Yesterday, the “maybe we won’t filibuster him” caucus got large enough to effectively confirm Hagel.

Sen. Susan Collins: “I’m not inclined to support a filibuster, regardless of how I ultimately come down.”

John McCain: “I just do not believe a filibuster is appropriate, and I would oppose such a move.”

Lamar Alexander: “It would be unprecedented for the Senate not to allow an up-or-down vote on a president’s Cabinet nomination.”

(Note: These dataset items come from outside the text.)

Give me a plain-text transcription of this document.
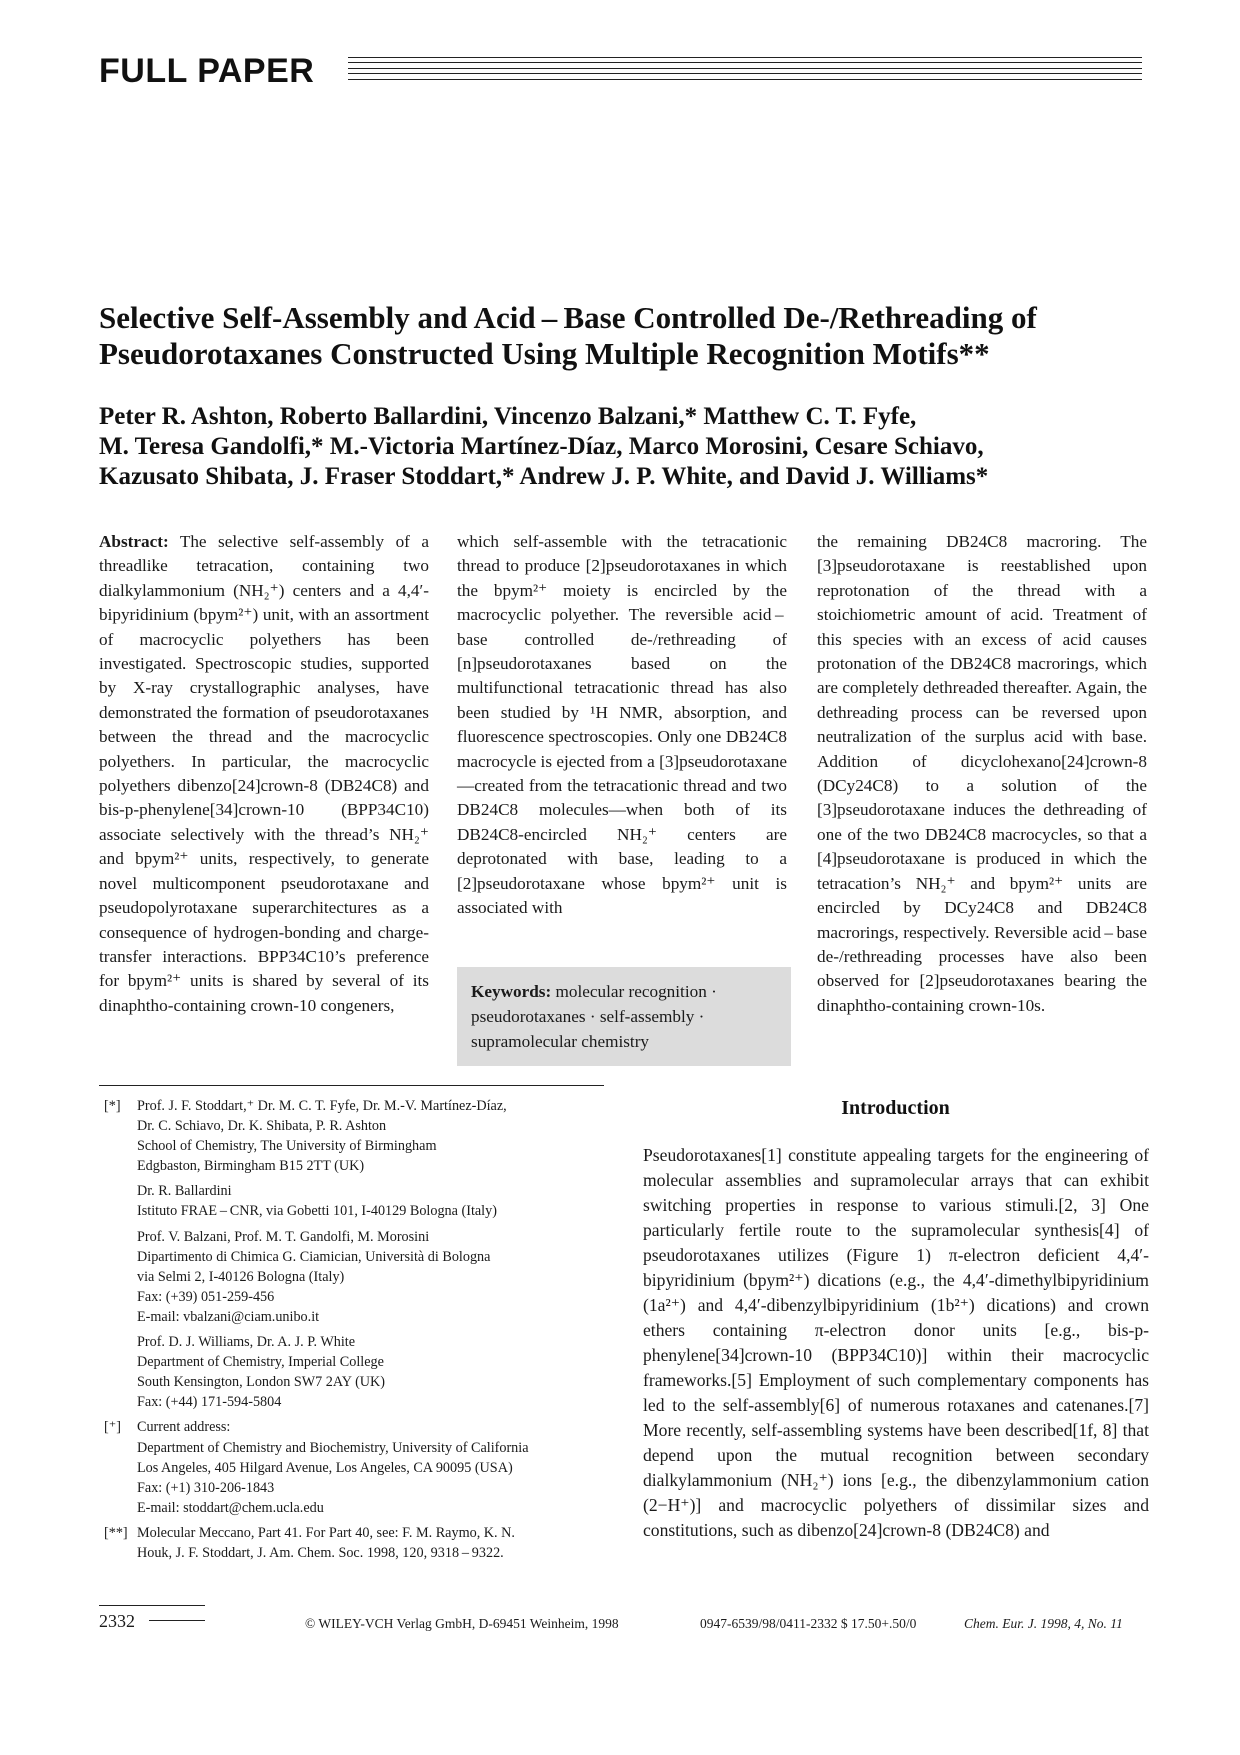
FULL PAPER
Selective Self-Assembly and Acid – Base Controlled De-/Rethreading of Pseudorotaxanes Constructed Using Multiple Recognition Motifs**
Peter R. Ashton, Roberto Ballardini, Vincenzo Balzani,* Matthew C. T. Fyfe,
M. Teresa Gandolfi,* M.-Victoria Martínez-Díaz, Marco Morosini, Cesare Schiavo,
Kazusato Shibata, J. Fraser Stoddart,* Andrew J. P. White, and David J. Williams*

Abstract: The selective self-assembly of a threadlike tetracation, containing two dialkylammonium (NH₂⁺) centers and a 4,4′-bipyridinium (bpym²⁺) unit, with an assortment of macrocyclic polyethers has been investigated. Spectroscopic studies, supported by X-ray crystallographic analyses, have demonstrated the formation of pseudorotaxanes between the thread and the macrocyclic polyethers. In particular, the macrocyclic polyethers dibenzo[24]crown-8 (DB24C8) and bis-p-phenylene[34]crown-10 (BPP34C10) associate selectively with the thread’s NH₂⁺ and bpym²⁺ units, respectively, to generate novel multicomponent pseudorotaxane and pseudopolyrotaxane superarchitectures as a consequence of hydrogen-bonding and charge-transfer interactions. BPP34C10’s preference for bpym²⁺ units is shared by several of its dinaphtho-containing crown-10 congeners,

which self-assemble with the tetracationic thread to produce [2]pseudorotaxanes in which the bpym²⁺ moiety is encircled by the macrocyclic polyether. The reversible acid – base controlled de-/rethreading of [n]pseudorotaxanes based on the multifunctional tetracationic thread has also been studied by ¹H NMR, absorption, and fluorescence spectroscopies. Only one DB24C8 macrocycle is ejected from a [3]pseudorotaxane—created from the tetracationic thread and two DB24C8 molecules—when both of its DB24C8-encircled NH₂⁺ centers are deprotonated with base, leading to a [2]pseudorotaxane whose bpym²⁺ unit is associated with

Keywords: molecular recognition · pseudorotaxanes · self-assembly · supramolecular chemistry

the remaining DB24C8 macroring. The [3]pseudorotaxane is reestablished upon reprotonation of the thread with a stoichiometric amount of acid. Treatment of this species with an excess of acid causes protonation of the DB24C8 macrorings, which are completely dethreaded thereafter. Again, the dethreading process can be reversed upon neutralization of the surplus acid with base. Addition of dicyclohexano[24]crown-8 (DCy24C8) to a solution of the [3]pseudorotaxane induces the dethreading of one of the two DB24C8 macrocycles, so that a [4]pseudorotaxane is produced in which the tetracation’s NH₂⁺ and bpym²⁺ units are encircled by DCy24C8 and DB24C8 macrorings, respectively. Reversible acid – base de-/rethreading processes have also been observed for [2]pseudorotaxanes bearing the dinaphtho-containing crown-10s.

[*]	Prof. J. F. Stoddart,⁺ Dr. M. C. T. Fyfe, Dr. M.-V. Martínez-Díaz,
Dr. C. Schiavo, Dr. K. Shibata, P. R. Ashton
School of Chemistry, The University of Birmingham
Edgbaston, Birmingham B15 2TT (UK)
Dr. R. Ballardini
Istituto FRAE – CNR, via Gobetti 101, I-40129 Bologna (Italy)
Prof. V. Balzani, Prof. M. T. Gandolfi, M. Morosini
Dipartimento di Chimica G. Ciamician, Università di Bologna
via Selmi 2, I-40126 Bologna (Italy)
Fax: (+39) 051-259-456
E-mail: vbalzani@ciam.unibo.it
Prof. D. J. Williams, Dr. A. J. P. White
Department of Chemistry, Imperial College
South Kensington, London SW7 2AY (UK)
Fax: (+44) 171-594-5804
[⁺]	Current address:
Department of Chemistry and Biochemistry, University of California
Los Angeles, 405 Hilgard Avenue, Los Angeles, CA 90095 (USA)
Fax: (+1) 310-206-1843
E-mail: stoddart@chem.ucla.edu
[**] Molecular Meccano, Part 41. For Part 40, see: F. M. Raymo, K. N.
Houk, J. F. Stoddart, J. Am. Chem. Soc. 1998, 120, 9318 – 9322.
Introduction

Pseudorotaxanes[1] constitute appealing targets for the engineering of molecular assemblies and supramolecular arrays that can exhibit switching properties in response to various stimuli.[2, 3] One particularly fertile route to the supramolecular synthesis[4] of pseudorotaxanes utilizes (Figure 1) π-electron deficient 4,4′-bipyridinium (bpym²⁺) dications (e.g., the 4,4′-dimethylbipyridinium (1a²⁺) and 4,4′-dibenzylbipyridinium (1b²⁺) dications) and crown ethers containing π-electron donor units [e.g., bis-p-phenylene[34]crown-10 (BPP34C10)] within their macrocyclic frameworks.[5] Employment of such complementary components has led to the self-assembly[6] of numerous rotaxanes and catenanes.[7] More recently, self-assembling systems have been described[1f, 8] that depend upon the mutual recognition between secondary dialkylammonium (NH₂⁺) ions [e.g., the dibenzylammonium cation (2−H⁺)] and macrocyclic polyethers of dissimilar sizes and constitutions, such as dibenzo[24]crown-8 (DB24C8) and

2332	© WILEY-VCH Verlag GmbH, D-69451 Weinheim, 1998	0947-6539/98/0411-2332 $ 17.50+.50/0	Chem. Eur. J. 1998, 4, No. 11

In a story about Mitch McConnell raising the possibility of a filibuster, Fox News also cites Richard Burr as a filibuster skeptic and Lindsey Graham as a reluctant filibuster-er. (Graham, in the past, has talked loudly of his doubts about nominees, then voted for them. See “Sotomayor, Sonia.”) But let’s add their voices to those of Thad Cochran and Mike Johanns (who has Hagel’s old seat), who have said they’ll provide “ayes” for the nomination. You’ve got between 60 and 62 votes for cloture on Hagel, even if you’ve got a final Hagel confirmation vote of 57-43. The failure of anti-Hagelians to pull off any Democrats is effectively sinking their campaign. But it’s been a remarkably effective campaign, aided strongly by Hagel’s own incompetence.